Não é de estranhar que as formas escolhidas para representar o paraíso sejam comuns à pintura e aos mosaicos. Afinal, a pintura e o mosaico estiveram ligadas à expansão do Cristianismo desde o seu início, as sepulturas cristãs mais antigas do norte de África eram revestidas de mosaicos, enquanto as catacumbas de Roma desde logo foram revestidas com pinturas murais. Neste campo, é demonstrativa a interação cultural com outras regiões do mediterrâneo, como se tentou demonstrar ao longo do texto apresentado, a qual resulta na importação de signos e de formas de representação que atestam uma grande dinâmica cultural que foi impulsionada por vários agentes ligados à religião, ao comércio, à política, ou ao meio militar. Esta interação cultural poderá ter sido muito intensa em Pace (Beja) no século VI, pois, do ponto de vista económico e social, era uma cidade muito pujante (faltam algumas escavações arqueológicas que o confirmem). Mas por que não executar esta decoração num mosaico ou numa pintura? Como já escrevi, faltam em Beja escavações arqueológicas que coloquem a descoberto os muitos edifícios cristãos que aqui existiam.
Além disso, no conuentus Pacensis predominava a utilização do mármore, já que na região seriam abundantes as zonas de extração (Estremoz, Alvito, São Brissos/Trigaches e, eventualmente, serra do Mendro, entre Marmelar e Vera Cruz de Marmelar, e Serpa).

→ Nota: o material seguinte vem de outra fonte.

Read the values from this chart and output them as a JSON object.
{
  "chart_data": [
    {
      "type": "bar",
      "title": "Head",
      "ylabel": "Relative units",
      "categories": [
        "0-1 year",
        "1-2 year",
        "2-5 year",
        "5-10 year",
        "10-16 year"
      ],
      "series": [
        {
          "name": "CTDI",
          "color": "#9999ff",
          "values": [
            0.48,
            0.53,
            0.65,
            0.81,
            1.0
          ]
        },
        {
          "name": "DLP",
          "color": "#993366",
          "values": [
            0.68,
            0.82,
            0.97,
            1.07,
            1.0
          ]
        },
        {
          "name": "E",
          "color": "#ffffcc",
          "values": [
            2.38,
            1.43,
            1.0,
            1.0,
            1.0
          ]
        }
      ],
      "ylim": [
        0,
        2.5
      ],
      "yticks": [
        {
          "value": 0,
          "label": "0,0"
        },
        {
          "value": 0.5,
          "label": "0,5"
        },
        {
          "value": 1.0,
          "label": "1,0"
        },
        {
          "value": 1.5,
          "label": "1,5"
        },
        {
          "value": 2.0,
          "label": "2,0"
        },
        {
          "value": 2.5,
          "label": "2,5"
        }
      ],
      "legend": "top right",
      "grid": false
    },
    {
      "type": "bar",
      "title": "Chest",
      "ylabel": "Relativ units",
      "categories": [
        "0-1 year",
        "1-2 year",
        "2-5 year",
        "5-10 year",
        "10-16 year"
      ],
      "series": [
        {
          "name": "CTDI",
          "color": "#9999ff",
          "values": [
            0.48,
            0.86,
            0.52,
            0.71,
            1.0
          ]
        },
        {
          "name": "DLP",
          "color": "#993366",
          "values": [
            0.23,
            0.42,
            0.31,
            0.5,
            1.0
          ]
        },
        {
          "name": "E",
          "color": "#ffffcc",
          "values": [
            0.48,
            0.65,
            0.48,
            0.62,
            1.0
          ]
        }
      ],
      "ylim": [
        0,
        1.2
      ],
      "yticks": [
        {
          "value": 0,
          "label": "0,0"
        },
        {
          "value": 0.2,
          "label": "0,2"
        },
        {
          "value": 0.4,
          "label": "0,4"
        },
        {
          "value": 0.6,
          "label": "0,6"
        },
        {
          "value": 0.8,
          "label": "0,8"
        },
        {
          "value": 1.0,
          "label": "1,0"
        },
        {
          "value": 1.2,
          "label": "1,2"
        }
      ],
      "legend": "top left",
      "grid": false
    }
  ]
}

Era a pedra nobre por excelência e foi este o suporte escolhido para carregar os novos signos cristãos e os epitáfios de quem partiu para uma nova vida neste espaço geográfico. O trabalho do mármore não é comparável à elaboração de uma pintura ou de um mosaico, notando-se uma maior dificuldade em conceber peças que se distingam por uma superior execução técnica. É necessária muita destreza e aquilo que podemos designar como escola, o que significa a possível existência de ateliês. Por esse motivo, as peças aqui estudadas dão a entender, indiretamente, que nos séculos VI e VII as populações locais mais abastadas, e com uma cultura mais refinada, podiam ainda apelar aos serviços de excelentes escultores, contrariando ainda a ideia de uma certa decadência da produção artística desta época, fosse ela de execução local (mesmo regional) ou importada. Lembremos ainda que é no território correspondente ao antigo conuentus Pacensis que se localizam as maiores e melhores coleções de arte da Antiguidade Tardia e da Alta Idade Média, registadas em Portugal, sobretudo no que diz respeito à arquitetura, o que significa que este espaço político e geográfico manteve ainda uma forte dinâmica, no campo da cultura e das manifestações religiosas entre os séculos V e VIII.
É tudo isto que diretamente e indiretamente nos transmite este pequeno fuste de coluna que eu considero corresponder a um pé de altar, sobre o qual assentava a tampa da mesa do próprio altar. Diretamente dá-nos a conhecer a mensagem religiosa que transcrevemos acima. Indiretamente "diz-nos" que no século VI a cidade de Pace continuava a ser cosmopolita e estava a par do que de melhor existia no mundo das artes em todo o espaço mediterrânico, o que significa que os seus habitantes (pelo menos os da elite) eram bastante cultos e que a cidade era pujante do ponto de vista económico, pois uma sociedade que tem uma elite com elevada cultura é sinónimo da existência de uma vida financeira muito desafogada. Uma pequena peça mostra assim, de forma concentrada, o quão importante era a cidade de Beja no século VI.